急ごうとすると全く進めなくなるという空間にいることを理解できずに、灰色の男たちはモモを見失ってしまう。大人の世界と子供の世界との対比にも見えるが、この会話をこの年齢で読むと耳が痛い。誰の目を気にして仕事をしているのか、いつも上の目を気にしてばかりいると自分自身を縛り付けていることにしかなっていないということに早く気づくべきなのか。

  「だめだ!」ひとりが言いました。「おしまいだ!もうつかまえられっこない。」
  「わからんな。」べつの男が言いました。「どうしてまえにすすめないのかな。」
  「わたしもわからん。」さいしょの男がこたえました。「ただ問題は、われわれが失敗したのはそのせいだってことを斟酌してもらえるかどうかだ。」
  「裁判にかけられるってことか?」
  「まあな、ほめられるってことは、まずありえないな。」
  灰色の男たちはみんなうなだれて、車のボンネットやバンパーに腰をおろしました。いまとなっては、いそぐことはもうありません。 
ーp193-194 『10章 はげしい追跡と、のんびりした逃亡』


現代のお金に対する否定


ネット上で色々と読んでみると、どうもミヒャエル・エンデは『モモ』の中で時間を題材にしているが、実はこれはお金のことを隠喩していたらしい。確かにお金も時間のように、有限なはず(あるパイの一部を自分がもっていて、他の部分を他人が持っている)だが、なぜか増えて行くように考えられている。なんともふしぎなな現象がおきている。それはもしかしたら灰色の男に人間が惑わされているという表れなのかもしれない。

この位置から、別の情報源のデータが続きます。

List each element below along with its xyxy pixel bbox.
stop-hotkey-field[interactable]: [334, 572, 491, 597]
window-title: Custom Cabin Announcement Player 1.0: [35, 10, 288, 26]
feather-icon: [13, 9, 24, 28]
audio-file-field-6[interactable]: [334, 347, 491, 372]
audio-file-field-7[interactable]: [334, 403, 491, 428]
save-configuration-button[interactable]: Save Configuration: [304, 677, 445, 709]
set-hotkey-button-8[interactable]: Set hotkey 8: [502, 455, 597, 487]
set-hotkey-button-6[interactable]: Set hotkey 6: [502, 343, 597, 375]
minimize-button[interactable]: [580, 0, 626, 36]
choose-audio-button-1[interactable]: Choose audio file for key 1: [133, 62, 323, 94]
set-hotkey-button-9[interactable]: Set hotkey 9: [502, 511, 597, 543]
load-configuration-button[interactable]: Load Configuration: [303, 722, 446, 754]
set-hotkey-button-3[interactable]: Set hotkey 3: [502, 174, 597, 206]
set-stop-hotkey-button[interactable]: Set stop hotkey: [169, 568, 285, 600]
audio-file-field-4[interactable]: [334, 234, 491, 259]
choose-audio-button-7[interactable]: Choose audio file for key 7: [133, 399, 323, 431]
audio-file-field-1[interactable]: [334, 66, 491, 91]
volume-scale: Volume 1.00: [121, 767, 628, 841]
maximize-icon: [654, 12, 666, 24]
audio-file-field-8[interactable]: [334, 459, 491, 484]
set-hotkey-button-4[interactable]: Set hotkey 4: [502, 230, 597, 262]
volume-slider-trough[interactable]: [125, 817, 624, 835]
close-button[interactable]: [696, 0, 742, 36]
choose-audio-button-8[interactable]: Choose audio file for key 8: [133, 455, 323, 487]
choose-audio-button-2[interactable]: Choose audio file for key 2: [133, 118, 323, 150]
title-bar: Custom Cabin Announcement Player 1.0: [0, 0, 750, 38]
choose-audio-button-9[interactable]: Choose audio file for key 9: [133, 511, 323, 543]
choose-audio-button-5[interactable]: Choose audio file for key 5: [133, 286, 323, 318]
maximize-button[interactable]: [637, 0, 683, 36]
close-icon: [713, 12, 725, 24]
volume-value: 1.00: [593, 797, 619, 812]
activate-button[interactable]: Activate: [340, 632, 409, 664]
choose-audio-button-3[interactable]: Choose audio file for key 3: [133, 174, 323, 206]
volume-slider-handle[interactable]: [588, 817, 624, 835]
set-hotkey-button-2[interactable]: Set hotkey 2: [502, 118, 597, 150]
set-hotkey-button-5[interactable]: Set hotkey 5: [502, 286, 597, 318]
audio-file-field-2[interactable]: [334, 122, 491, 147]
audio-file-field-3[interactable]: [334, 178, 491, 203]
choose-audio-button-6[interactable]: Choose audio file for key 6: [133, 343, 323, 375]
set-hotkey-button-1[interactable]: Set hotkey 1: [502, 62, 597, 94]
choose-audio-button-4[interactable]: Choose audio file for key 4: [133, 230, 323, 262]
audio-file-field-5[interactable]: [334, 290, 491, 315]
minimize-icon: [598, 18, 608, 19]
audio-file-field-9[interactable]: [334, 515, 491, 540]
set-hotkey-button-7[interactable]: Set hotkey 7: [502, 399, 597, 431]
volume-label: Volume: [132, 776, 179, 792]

アダムスミスも同様に旧来の(産業革命前の)資本家というのは土地に根ざしており、それが経済を支えるものであったが、土地を背景にせずともし本を増やすことができることに対しての懸念をあらわしていた。この点では現代経済に対する警鐘を鳴らすという点で似ていることを言っているのだろう。(※『アダム・スミスの誤算』)

この本を読んで、自分の信じるものとは何か、もう一度見直してないといけないな、と思いました。